Hace unos años un amigo entró al despacho de su director con semblante serio y cara de preocupación: le acababan de encomendar la dirección de un proyecto y ya en la fase incipiente había detectado una serie de desviaciones y servidumbres a favor del cliente que, o bien no habían sido contempladas o bien se habían pasado de soslayo por parte de otras instancias de su empresa.

Al salir de aquella reunión su cara era más pálida aún que al entrar: según nos contaba anonadado, su jefe había escuchado con atención su exposición, para después, sin perder la sonrisa y tras una breve meditación, aconsejarle:

  • Todas estas cosas debes decirlas a la alta dirección, total… ¿qué es lo peor que te puede pasar?: ¿que seas incómodo para alguien y te echen a la calle?… pues igual eso no es lo peor y te viene hasta bien.

Cuando decidió entrar al despacho de su superior, mi amigo sabía que era para transmitir un problema, para poner de manifiesto que la “letra pequeña” que había descubierto en el contrato de su proyecto tendría un importante impacto negativo en el desarrollo y el resultado del mismo, y era consciente también de que esa información podía ser incómoda y dejar en evidencia la incapacidad (mejor pensar eso antes que en mala fe o incluso alevosía) de otras personas de su empresa; no se esperaba una felicitación por haber hecho –muy bien, por cierto- su trabajo… pero tampoco imaginaba la reacción de su superior al enterarse de lo que le acababan de contar.

Ahora bien, repasemos la escena de nuevo: el director en cuestión escuchó a nuestro protagonista y, lejos de sobresaltarse o interesarse con una mayor profundidad por lo que se estaba poniendo de manifiesto y la gravedad del asunto, decidió seguir de largo, ponerse de perfil, no actuar… quizás porque ya era conocedor de aquellos detalles o porque haberlos denunciado ante jerarquías superiores supondría levantar la mano para revelar un problema, “mancharse”, dar explicaciones, enfrentarse a otros departamentos o a otras personas de su misma organización y -en definitiva- convertirse en alguien molesto; pero no contento con eso, se atrevió a aconsejar a su pupilo que él mismo hiciera ese trabajo so pena de ser despedido en el peor de los casos.
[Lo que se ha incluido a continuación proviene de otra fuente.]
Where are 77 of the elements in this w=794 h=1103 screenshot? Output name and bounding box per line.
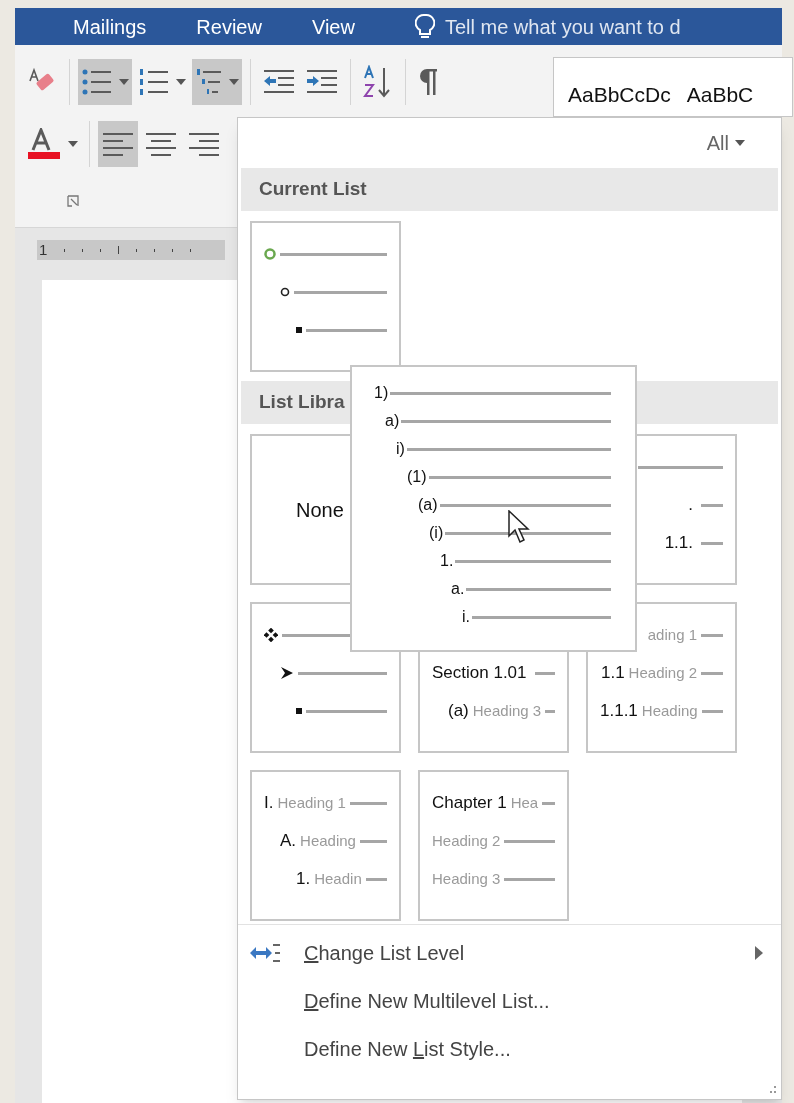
section-header: Current List <box>241 168 778 211</box>
arrowhead-bullet-icon <box>280 666 294 680</box>
heading-label: Headin <box>314 868 362 889</box>
style-preview[interactable]: AaBbC <box>686 78 754 110</box>
menu-item[interactable]: Define New List Style... <box>238 1025 781 1073</box>
heading-label: Heading <box>641 700 698 721</box>
list-number: Chapter 1 <box>432 792 507 815</box>
heading-label: ading 1 <box>647 624 697 645</box>
align-left-icon <box>101 131 135 157</box>
heading-label: Heading 3 <box>432 868 501 889</box>
filter-dropdown[interactable]: All <box>706 128 745 158</box>
resize-grip-icon <box>767 1085 777 1095</box>
placeholder-line <box>701 709 723 713</box>
heading-label: Heading 3 <box>472 700 542 721</box>
four-diamond-bullet-icon <box>264 628 278 642</box>
submenu-arrow-icon <box>755 946 763 960</box>
align-center-icon <box>144 131 178 157</box>
list-number: (1) <box>407 467 427 487</box>
list-number: 1.1 <box>600 662 625 685</box>
list-number: (a) <box>418 495 438 515</box>
placeholder-line <box>701 633 723 637</box>
list-number: 1. <box>440 551 454 571</box>
menu-item[interactable]: Define New Multilevel List... <box>238 977 781 1025</box>
align-left-button[interactable] <box>98 121 138 167</box>
placeholder-line <box>534 671 555 675</box>
lightbulb-icon <box>414 12 435 41</box>
placeholder-line <box>365 877 387 881</box>
list-number: (i) <box>429 523 444 543</box>
list-style-tile[interactable]: Chapter 1 Hea Heading 2 Heading 3 <box>418 770 569 921</box>
ribbon-tab[interactable]: Mailings <box>73 11 147 42</box>
heading-label: Hea <box>510 792 539 813</box>
placeholder-line <box>701 541 723 545</box>
list-number: a. <box>451 579 465 599</box>
caret-icon <box>68 141 78 147</box>
list-number: Section 1.01 <box>432 662 527 685</box>
caret-icon <box>176 79 186 85</box>
mouse-pointer-icon <box>508 510 532 546</box>
list-number: 1.1.1 <box>600 700 638 723</box>
bullets-button[interactable] <box>78 59 132 105</box>
heading-label: Heading <box>300 830 356 851</box>
placeholder-line <box>349 801 387 805</box>
list-number: (a) <box>448 700 469 723</box>
decrease-indent-icon <box>262 68 296 96</box>
ruler-number: 1 <box>39 239 48 260</box>
list-number: 1) <box>374 383 389 403</box>
caret-icon <box>735 140 745 146</box>
list-number: i. <box>462 607 470 627</box>
style-preview[interactable]: AaBbCcDc <box>568 78 671 110</box>
list-number: 1.1. <box>664 532 693 555</box>
heading-label: Heading 2 <box>628 662 697 683</box>
ribbon-tab[interactable]: View <box>311 11 355 42</box>
ribbon-tab[interactable]: Review <box>196 11 262 42</box>
caret-icon <box>229 79 239 85</box>
list-number: A. <box>280 830 297 853</box>
ring-bullet-icon <box>264 248 276 260</box>
heading-label: Heading 2 <box>432 830 501 851</box>
dialog-launcher-icon <box>67 195 79 207</box>
list-number: . <box>688 494 693 517</box>
multilevel-button[interactable] <box>192 59 242 105</box>
list-number: 1. <box>296 868 311 891</box>
heading-label: Heading 1 <box>277 792 346 813</box>
placeholder-line <box>701 503 723 507</box>
caret-icon <box>119 79 129 85</box>
increase-indent-icon <box>305 68 339 96</box>
list-style-tile[interactable] <box>250 221 401 372</box>
placeholder-line <box>504 839 555 843</box>
square-bullet-icon <box>296 327 302 333</box>
menu-item[interactable]: Change List Level <box>238 929 781 977</box>
placeholder-line <box>359 839 387 843</box>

Desgraciadamente, en nuestras empresas y en nuestra sociedad abundan las personas que en casos similares actuarían como el jefe de nuestro amigo: valoran la situación, meditan si la acción que tienen que tomar es lesiva para sus propios intereses y, en caso de riesgo, corren el manido “tupido velo” o hacen delegación de responsabilidad en el subordinado de turno para que lidere una batalla que no le corresponde liderar. Pero lo sorprendente de estos casos es que estoy seguro de que, de la misma manera que actúan así con su equipo de trabajo y se hacen expertos funámbulos -dignos familiares de los mismísimos Bordini- para mantenerse en el alambre, estos mismos personajes serán los primeros en elevar el tono para reclamar en el colegio de sus hijos, justificar lo injustificable si el niño no trabaja o tiene un comportamiento manifiestamente mejorable o exigir sus derechos como clientes en cualquier empresa o establecimiento que les preste un servicio, por poner sólo un par de ejemplos.

Para situaciones como la reunión de nuestros protagonistas y la reacción del director hacia su subordinado los ingleses tienen una expresión muy apropiada que es “PUT YOURSELF IN SOMEONE’S SHOES” (ponerse en los zapatos de alguien), que ellos mismo definen como “hacer un esfuerzo para imaginar cómo te sentirías o actuarías si estuvieras en la misma situación que esa otra persona”.

A veces se nos olvida que cada uno tenemos unas circunstancias personales y/o profesionales que nos influyen, inducen o limitan para actuar de una determinada manera, por lo que deberíamos tener siempre en cuenta la situación del prójimo antes de juzgar y -mucho menos- aconsejar u ordenar una actuación determinada: convendrán conmigo que es de cobardes y mezquinos inducir a otros a tomar la acción que nosotros no nos atrevemos a tomar, o esperar que otros actúen con una valentía o un coraje que nosotros no tendríamos en su misma situación, o –tal vez- exigir la capacidad que a nosotros nos falta u obligar a esfuerzos que nosotros estamos dispensados por posición o no estamos dispuestos a asumir por convicción o por otro motivo.

Ponerse en los zapatos del prójimo es la premisa de partida para todo aquel que quiera ser un líder, aspire a tener responsabilidad sobre un equipo de trabajo o, simplemente, quiera mantener una línea ética en su estilo de vida.